The study helps explain why some patients do not fully respond to dupilumab, said Eric L. Simpson, MD, professor of dermatology, Oregon Health & Science University, Portland, who was not involved with the study.
“One hypothesis would be that drug serum levels differ due to metabolism or absorption reasons,” Dr. Simpson said in an interview. Results also suggest that heterogeneity in disease biology, such as other uninhibited cytokine pathways, might explain differences in clinical results. “Thus, more therapeutics that target different inflammatory pathways are needed to capture responses in patients not adequately responding to type 2 inflammatory blockade,” he said.
Assessing AEs
As with response levels, serum dupilumab levels at week 16 did not predict AEs including dupilumab-associated ocular surface disease (DAOSD), which impacted 46.4% of 216 patients who reported AEs. These findings also contradict what happens with biologics in other diseases such as psoriasis and inflammatory bowel disease, said Dr. Sidbury, wherein serum drug levels may predict both clinical response and side-effect risks.
A previous study showed that lowering dupilumab levels led to improvement in DAOSD. Authors of the current study therefore surmised that DAOSD development might be more associated with interpatient variability in IL-4R-alpha expression than with serum drug levels. “More research is necessary to confirm the hypothesis of interpatient variability of the IL-4Ra and the pharmacokinetics of dupilumab,” they concluded.
For now, said Dr. Sidbury, the study helps clinicians look beyond serum drug levels when patients respond inadequately to dupilumab. Moreover, added Dr. Silverberg, study results mean that physicians must find other ways to predict dupilumab response levels. “We need better predictors of clinical response – theranostic markers that we could test the patient to and understand how well they’re going to do,” he said.
Be it dupilumab or any other medication, he said, physicians lack even confirmatory biomarkers to reflect when a drug is working well. “Right now, we go with clinical assessments. But if it’s not drug levels, we have to figure out why some patients do markedly better than others.”
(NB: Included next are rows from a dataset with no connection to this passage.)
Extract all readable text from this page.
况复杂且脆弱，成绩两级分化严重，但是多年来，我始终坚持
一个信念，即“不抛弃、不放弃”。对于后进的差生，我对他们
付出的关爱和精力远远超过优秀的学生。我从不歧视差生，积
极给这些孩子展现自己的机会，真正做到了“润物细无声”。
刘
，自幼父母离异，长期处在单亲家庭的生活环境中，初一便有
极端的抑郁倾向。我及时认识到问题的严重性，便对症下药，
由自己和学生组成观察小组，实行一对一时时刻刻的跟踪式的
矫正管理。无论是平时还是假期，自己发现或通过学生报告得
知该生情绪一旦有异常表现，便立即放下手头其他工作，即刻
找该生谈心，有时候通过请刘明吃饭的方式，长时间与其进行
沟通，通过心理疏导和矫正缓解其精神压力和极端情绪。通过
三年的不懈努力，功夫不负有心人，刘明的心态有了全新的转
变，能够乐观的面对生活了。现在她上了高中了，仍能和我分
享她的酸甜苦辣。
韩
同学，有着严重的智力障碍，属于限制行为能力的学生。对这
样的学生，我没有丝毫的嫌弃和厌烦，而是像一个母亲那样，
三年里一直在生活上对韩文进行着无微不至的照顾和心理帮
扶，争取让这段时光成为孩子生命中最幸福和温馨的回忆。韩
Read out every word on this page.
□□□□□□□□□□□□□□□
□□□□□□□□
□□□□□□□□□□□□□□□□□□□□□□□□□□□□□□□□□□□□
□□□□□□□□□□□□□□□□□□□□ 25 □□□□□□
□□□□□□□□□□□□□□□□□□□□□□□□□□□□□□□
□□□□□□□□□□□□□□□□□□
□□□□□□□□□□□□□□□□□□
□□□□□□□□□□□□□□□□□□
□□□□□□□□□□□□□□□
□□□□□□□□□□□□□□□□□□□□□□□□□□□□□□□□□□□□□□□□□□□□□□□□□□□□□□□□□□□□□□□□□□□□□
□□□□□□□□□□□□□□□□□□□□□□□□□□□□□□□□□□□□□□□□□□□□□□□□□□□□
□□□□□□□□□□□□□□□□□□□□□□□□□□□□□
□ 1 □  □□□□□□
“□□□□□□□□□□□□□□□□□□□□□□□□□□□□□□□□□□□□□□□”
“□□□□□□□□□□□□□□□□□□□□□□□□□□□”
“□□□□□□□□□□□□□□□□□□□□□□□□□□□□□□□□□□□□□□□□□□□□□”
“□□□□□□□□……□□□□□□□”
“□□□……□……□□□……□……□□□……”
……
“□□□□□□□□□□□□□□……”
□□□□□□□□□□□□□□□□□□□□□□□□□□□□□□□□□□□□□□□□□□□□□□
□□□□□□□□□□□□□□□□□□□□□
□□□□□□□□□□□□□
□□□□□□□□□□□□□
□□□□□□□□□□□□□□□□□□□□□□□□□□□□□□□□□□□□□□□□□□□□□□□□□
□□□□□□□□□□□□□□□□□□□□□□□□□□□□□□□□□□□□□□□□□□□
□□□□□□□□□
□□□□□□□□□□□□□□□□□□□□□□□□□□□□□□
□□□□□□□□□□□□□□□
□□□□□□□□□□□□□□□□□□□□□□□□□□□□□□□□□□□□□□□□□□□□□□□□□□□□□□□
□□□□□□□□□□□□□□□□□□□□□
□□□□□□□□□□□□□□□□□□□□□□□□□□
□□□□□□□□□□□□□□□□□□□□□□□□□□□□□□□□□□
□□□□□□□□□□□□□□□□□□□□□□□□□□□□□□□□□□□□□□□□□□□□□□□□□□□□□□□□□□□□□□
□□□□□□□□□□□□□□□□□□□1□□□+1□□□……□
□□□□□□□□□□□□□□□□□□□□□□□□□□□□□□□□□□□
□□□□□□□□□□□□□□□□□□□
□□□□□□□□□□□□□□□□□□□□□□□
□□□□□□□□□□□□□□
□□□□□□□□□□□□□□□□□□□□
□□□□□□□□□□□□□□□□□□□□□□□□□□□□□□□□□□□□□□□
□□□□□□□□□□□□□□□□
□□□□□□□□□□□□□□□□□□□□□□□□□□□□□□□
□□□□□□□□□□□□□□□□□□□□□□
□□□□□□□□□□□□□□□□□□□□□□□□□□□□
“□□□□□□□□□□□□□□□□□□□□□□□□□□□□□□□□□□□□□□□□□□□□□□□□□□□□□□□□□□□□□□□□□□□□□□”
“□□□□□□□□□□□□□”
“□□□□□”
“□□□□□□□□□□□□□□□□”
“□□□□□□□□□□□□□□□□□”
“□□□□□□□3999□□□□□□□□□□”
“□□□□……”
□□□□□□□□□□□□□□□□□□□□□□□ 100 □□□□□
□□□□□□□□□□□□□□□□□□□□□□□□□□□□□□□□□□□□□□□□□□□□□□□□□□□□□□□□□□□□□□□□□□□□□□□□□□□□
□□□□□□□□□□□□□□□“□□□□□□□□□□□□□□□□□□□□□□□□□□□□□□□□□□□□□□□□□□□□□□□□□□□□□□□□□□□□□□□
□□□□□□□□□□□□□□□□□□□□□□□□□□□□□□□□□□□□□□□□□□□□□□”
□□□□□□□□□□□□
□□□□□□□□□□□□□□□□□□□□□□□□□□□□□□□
It was not unreasonable, Dr. Silverberg said, for the investigators to seek a biomarker in blood rather than tissue. “But in this disease, we believe that the more important place to look for biomarkers and drug levels would be in the skin itself. So we are still left with the issue” that drug levels in tissue might reflect response when serum levels do not.
The study was supported by grants from AbbVie, Eli Lilly, Leo Pharma, Pfizer, and Sanofi. Study patients participated in the BioDay Registry, which is sponsored by Sanofi, Regeneron, AbbVie, Eli Lilly, LEO Pharma, and Pfizer; the sponsors had no role in the study design and conduct. Dr. Spekhorst discloses receiving speaking fees from Abbvie outside the work; disclosures of other authors included receiving advisory, speaking consulting, and/or investigator fees from Sanofi Genzyme during the study. Several authors had no disclosures.
Dr. Simpson has been an investigator and consultant for Regeneron and Sanofi, makers of dupilumab. Dr. Silverberg has been an investigator, consultant, and speaker for Regeneron and Sanofi. Dr. Sidbury has been a clinical investigator for all dupilumab pediatric trials. (His institution has a contract with Regeneron and Sanofi, but he receives no money from the arrangement.)